Effect of route of infection on serological response in juvenile rabbits experimentally inoculated with RHD : a dissertation submitted in partial fulfilment of the requirements for the Degree of Bachelor of Science with Honours at Lincoln University
Abstract
Rabbit haemorrhagic disease (RHD) was illegally introduced into New Zealand as a biocontrol agent of rabbits in 1997. Since its introduction, kill rates across the country have been inconsistent (Parkes et al.,1998), and populations with high levels of immunity have been recorded (Marchandeau et al., 2000). It is proposed that the route by which juvenile rabbits are infected with the virus affects the rate of seroconversion and therefore immunity in these populations.
Juvenile rabbits less than 8 weeks of age do not generally die when infected with rabbit haemorrhagic disease virus (RHDV), due to innate resistance and the presence of maternal antibody. Following infection they may or may not seroconvert and become immune to RHD. The mechanism that controls this development of immunity is unclear although it has been proposed that the route by which they are infected may affect subsequent immune response, and as a result seroconversion.

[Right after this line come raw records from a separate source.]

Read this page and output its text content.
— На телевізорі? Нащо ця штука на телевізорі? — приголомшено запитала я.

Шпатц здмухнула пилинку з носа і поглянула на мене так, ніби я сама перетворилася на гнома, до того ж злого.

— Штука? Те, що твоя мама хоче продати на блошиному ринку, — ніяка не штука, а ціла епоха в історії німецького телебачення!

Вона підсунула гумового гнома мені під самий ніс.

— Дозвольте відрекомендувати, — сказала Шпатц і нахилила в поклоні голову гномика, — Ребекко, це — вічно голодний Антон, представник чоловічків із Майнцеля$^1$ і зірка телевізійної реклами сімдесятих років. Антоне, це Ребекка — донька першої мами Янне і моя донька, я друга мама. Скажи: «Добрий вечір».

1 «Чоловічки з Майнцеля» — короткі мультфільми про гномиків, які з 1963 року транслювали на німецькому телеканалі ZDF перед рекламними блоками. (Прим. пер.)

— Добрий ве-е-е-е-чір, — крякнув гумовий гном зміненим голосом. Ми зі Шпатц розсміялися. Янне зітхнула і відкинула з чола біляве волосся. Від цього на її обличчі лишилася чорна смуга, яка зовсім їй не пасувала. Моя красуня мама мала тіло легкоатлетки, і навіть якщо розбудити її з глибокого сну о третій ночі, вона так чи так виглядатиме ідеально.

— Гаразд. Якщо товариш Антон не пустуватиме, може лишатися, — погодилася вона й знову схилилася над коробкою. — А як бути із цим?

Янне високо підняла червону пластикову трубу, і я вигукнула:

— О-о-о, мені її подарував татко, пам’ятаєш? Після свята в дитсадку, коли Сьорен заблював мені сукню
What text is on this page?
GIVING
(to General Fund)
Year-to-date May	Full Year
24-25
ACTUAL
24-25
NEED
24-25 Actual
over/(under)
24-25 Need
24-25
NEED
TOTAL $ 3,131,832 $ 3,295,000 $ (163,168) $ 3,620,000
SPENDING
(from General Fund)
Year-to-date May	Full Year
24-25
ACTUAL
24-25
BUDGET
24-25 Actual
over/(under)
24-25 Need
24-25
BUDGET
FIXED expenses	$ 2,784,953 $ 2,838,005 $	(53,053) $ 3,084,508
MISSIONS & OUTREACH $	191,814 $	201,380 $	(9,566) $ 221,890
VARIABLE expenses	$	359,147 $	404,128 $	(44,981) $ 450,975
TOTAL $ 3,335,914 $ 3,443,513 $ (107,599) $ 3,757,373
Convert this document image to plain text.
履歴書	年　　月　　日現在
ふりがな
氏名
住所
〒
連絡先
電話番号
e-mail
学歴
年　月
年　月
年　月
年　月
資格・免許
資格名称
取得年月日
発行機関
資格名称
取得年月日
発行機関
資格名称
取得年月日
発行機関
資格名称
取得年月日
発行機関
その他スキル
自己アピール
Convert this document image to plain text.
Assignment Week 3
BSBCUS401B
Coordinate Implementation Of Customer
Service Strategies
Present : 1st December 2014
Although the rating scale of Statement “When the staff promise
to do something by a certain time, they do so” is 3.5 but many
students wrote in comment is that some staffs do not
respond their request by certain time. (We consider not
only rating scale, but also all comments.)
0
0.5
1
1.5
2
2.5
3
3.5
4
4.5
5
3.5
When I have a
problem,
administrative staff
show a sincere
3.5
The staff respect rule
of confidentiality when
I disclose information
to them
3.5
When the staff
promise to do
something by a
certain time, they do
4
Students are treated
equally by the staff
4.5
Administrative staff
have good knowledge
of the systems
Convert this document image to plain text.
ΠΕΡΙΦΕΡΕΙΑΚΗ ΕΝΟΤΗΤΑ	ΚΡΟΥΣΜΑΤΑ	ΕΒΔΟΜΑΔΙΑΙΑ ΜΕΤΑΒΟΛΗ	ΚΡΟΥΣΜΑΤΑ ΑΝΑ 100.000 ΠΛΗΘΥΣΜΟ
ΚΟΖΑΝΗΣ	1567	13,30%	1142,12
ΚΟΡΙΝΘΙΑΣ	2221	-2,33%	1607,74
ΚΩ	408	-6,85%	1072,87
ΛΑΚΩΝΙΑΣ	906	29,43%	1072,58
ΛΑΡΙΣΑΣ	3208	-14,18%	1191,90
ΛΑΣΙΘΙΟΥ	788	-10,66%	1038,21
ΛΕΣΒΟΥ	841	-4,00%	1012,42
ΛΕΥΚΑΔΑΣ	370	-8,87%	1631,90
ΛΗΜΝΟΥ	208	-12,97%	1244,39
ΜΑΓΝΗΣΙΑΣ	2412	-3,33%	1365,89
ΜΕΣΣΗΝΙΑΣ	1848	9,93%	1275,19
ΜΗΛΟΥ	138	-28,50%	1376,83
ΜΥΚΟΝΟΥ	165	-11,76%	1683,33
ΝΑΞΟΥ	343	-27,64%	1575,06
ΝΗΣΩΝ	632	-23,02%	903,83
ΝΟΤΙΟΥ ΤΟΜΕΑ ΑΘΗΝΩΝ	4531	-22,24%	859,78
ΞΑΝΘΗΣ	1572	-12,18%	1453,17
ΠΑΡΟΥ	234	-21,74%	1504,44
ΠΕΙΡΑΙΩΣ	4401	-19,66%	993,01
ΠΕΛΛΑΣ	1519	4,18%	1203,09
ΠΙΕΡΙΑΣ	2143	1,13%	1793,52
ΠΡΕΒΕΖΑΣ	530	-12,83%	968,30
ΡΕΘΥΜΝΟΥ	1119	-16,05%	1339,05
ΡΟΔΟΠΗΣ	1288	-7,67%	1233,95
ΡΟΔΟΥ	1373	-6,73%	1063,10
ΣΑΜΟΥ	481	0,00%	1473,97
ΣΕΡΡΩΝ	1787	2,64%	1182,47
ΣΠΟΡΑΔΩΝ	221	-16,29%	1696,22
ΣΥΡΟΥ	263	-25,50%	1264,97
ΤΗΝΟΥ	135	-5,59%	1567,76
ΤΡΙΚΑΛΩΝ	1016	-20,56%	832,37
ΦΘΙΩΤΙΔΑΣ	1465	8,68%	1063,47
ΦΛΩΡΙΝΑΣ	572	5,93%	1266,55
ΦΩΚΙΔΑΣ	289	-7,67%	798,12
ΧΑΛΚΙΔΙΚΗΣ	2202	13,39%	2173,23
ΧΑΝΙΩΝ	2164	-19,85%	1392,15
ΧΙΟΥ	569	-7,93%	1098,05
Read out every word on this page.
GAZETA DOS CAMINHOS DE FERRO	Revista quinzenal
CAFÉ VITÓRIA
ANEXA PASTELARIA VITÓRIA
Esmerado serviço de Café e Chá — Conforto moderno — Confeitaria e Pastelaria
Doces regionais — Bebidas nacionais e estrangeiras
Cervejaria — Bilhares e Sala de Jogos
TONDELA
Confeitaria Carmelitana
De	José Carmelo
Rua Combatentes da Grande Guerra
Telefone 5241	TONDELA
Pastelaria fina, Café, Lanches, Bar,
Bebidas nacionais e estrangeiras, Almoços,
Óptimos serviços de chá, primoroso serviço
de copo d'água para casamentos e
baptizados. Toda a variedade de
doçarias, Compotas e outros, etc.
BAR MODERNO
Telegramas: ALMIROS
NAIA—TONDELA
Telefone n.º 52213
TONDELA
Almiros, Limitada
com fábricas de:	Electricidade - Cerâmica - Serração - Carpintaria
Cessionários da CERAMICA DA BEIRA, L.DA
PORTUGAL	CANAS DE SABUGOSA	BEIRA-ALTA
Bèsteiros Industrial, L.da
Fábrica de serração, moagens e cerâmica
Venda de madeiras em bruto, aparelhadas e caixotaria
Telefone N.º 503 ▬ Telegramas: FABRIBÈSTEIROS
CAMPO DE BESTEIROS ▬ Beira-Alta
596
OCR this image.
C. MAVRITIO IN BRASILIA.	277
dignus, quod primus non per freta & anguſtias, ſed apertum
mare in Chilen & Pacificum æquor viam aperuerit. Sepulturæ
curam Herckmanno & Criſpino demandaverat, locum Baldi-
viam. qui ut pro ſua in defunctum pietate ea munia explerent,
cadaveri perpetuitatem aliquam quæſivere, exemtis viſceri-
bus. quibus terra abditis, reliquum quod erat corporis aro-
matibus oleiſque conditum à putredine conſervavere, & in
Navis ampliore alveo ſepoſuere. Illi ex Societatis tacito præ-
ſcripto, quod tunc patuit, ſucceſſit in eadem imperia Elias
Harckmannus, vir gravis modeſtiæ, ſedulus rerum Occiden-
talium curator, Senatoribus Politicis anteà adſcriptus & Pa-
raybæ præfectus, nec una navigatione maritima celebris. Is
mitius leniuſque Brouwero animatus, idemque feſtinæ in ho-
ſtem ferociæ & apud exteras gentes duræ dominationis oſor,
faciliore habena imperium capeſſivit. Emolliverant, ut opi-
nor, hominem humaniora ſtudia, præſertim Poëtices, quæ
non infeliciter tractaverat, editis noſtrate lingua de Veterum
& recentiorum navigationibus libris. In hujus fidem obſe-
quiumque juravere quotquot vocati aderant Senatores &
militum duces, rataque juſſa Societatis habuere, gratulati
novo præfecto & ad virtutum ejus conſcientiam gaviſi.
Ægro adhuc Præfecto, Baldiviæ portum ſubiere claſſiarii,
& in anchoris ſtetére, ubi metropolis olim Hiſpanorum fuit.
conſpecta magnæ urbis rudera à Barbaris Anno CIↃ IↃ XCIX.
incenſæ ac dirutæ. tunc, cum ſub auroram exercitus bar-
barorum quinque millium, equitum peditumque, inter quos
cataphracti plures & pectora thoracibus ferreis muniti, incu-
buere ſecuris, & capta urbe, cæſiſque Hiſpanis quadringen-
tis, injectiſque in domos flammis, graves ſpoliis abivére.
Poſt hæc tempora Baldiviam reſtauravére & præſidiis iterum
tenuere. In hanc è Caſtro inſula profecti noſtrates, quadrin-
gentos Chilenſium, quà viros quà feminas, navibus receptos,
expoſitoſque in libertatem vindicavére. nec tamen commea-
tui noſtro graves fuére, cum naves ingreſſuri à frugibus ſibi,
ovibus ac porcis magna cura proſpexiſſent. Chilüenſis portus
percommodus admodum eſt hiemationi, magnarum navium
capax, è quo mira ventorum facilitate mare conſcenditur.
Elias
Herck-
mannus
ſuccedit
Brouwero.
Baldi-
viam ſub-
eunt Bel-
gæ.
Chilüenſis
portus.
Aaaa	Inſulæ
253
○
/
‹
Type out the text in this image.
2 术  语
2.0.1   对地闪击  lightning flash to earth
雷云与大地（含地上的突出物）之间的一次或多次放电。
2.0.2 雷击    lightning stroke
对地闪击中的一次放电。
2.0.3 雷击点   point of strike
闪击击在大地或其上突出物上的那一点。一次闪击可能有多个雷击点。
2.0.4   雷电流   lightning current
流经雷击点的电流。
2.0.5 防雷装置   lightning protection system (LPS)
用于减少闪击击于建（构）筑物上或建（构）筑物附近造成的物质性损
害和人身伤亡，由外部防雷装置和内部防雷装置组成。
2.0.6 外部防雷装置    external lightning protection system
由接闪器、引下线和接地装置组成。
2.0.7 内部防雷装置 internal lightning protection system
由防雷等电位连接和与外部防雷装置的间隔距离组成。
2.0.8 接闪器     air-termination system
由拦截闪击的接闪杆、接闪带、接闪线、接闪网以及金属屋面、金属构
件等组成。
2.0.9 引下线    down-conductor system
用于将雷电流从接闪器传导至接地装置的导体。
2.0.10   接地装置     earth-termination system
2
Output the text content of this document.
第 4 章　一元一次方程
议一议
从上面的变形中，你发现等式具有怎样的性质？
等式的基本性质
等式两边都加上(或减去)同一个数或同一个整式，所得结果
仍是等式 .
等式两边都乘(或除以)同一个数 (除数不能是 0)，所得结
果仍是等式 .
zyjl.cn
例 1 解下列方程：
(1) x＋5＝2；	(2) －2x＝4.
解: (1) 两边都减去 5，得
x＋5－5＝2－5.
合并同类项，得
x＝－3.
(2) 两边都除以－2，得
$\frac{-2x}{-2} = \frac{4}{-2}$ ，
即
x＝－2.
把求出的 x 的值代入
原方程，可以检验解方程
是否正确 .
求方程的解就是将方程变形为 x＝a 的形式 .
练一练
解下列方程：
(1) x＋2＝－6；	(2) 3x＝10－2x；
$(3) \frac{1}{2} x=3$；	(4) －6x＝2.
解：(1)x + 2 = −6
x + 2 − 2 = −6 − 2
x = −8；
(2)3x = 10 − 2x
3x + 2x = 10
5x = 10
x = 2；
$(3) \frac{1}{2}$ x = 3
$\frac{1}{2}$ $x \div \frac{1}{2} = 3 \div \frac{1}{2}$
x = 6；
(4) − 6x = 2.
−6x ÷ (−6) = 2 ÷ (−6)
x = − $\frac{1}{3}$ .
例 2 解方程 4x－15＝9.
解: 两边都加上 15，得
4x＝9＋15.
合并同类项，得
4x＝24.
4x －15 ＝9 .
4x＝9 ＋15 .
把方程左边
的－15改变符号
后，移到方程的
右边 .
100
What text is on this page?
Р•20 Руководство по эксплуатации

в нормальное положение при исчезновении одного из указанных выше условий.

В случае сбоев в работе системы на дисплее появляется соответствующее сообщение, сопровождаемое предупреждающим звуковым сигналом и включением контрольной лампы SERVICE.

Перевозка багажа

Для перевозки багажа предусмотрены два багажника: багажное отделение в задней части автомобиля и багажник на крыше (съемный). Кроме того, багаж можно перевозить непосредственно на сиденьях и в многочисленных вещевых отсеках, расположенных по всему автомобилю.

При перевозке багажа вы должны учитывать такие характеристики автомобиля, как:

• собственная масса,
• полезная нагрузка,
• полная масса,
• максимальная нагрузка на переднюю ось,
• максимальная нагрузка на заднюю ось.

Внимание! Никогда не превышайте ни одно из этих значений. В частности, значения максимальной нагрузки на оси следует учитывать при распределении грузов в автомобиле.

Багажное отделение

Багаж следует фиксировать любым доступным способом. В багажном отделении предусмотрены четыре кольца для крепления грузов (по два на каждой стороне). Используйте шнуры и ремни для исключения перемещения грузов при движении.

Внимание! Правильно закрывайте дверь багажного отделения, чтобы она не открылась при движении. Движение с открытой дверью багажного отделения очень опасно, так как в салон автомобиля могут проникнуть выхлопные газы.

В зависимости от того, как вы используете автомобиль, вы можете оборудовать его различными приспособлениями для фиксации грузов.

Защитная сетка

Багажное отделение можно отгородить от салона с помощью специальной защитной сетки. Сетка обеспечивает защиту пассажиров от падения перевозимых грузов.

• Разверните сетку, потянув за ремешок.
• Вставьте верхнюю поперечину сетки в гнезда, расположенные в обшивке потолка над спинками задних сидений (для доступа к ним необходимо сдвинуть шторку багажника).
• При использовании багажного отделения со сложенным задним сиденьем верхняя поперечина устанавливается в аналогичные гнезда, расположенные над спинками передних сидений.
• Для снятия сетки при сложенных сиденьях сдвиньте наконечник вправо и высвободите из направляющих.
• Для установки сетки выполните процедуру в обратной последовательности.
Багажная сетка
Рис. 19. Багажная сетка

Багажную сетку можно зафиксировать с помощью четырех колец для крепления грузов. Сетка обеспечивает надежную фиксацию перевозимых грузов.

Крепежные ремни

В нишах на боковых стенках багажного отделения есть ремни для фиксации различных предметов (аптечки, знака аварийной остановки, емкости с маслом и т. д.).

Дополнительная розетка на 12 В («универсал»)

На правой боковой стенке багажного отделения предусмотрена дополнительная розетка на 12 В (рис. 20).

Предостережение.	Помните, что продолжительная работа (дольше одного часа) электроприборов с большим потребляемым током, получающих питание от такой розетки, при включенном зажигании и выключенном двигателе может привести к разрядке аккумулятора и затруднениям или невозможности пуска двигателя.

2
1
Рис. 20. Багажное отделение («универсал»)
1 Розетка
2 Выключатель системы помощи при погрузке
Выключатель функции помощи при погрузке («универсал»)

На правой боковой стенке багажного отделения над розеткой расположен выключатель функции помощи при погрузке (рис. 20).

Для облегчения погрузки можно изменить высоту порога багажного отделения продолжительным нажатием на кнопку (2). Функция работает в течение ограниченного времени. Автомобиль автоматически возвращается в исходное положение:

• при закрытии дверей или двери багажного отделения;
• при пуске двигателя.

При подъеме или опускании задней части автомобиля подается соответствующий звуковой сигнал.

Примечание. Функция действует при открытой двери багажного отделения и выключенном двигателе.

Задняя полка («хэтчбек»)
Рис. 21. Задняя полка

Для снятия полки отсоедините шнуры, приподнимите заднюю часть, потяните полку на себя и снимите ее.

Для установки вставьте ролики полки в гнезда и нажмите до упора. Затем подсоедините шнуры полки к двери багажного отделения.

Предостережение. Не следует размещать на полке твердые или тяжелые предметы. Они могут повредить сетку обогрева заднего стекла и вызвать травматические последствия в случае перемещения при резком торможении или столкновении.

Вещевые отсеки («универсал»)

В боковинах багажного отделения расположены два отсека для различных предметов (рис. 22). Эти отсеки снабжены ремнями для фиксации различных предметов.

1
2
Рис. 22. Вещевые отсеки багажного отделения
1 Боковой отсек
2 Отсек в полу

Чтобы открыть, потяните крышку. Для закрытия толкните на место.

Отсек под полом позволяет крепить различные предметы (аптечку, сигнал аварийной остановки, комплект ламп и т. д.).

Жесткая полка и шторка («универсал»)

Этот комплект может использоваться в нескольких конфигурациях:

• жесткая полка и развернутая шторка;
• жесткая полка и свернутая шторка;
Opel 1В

This series of trials was conducted in two parts to investigate the role of route of infection on seroconversion in juvenile rabbits; both feral and domestic animals were used. In the first trial, 60 captive bred feral animals housed in outdoor runs were dosed orally, intraocularly or subcutaneously at either 10 or 100 wso with RHDV. Changes in sera antibody levels (as measured by a competition ELISA) were analysed to determine whether the route of infection had an effect on development of immunity. The majority (93%) of the animals were discovered to be seropositive (>50% inhibition at a 1:10 dilution) prior to inoculation with RHDV. None of the animals died and there was no significant treatment effect (p=0.187) between the treatment groups. An additional part to Trial 1 assessed the effect of an extra dose of 1500 wso of RHDV given subcutaneousely 17 days following the first innoculation. No animals died and no significant effect on antibody levels was observed between the treatment and control groups (p=0.291).
The second trial was carried out under quarantine conditions in the Landcare Research quarantine animal rooms to prevent cross infection between animals within and between treatment groups. This trial was divided into two parts, the first used 11 feral rabbits caught in Waipara, and the second used 24 captive bred, domestic animals. The feral rabbits were dosed subcutaneously or orally with 100 LD50. One animal died as a result of RHD infection, the majority of the rest of the animals seroconverted and there was no significant difference (p=0.536 between the subcutaneous and oral treatments.
In the domestic rabbits there was a significant treatment effect (p<0.05), those animals dosed orally with 100LD50 seroconverted and became immune, none of the other animals seroconverted. We concluded that route of infection does have an effect on seroconversion in seronegative domestic rabbits. This was thought to be due to the components of the immune system stimulated by oral infection. A number of possibilities were proposed, including the presence of antibodies in the mucous membranes of the GIT that were not necessarily present in the sera antibody samples measured, possible CMI mechanisms, and genetic differences which could affect virus receptors or major histocompatibility complexes.
It was concluded that a number of possible mechanisms could be playing a part in the development of immunity to RHDV when domestic rabbits are inoculated via an oral route of infection. Subsequent trials would be required to determine the cause of this immunity.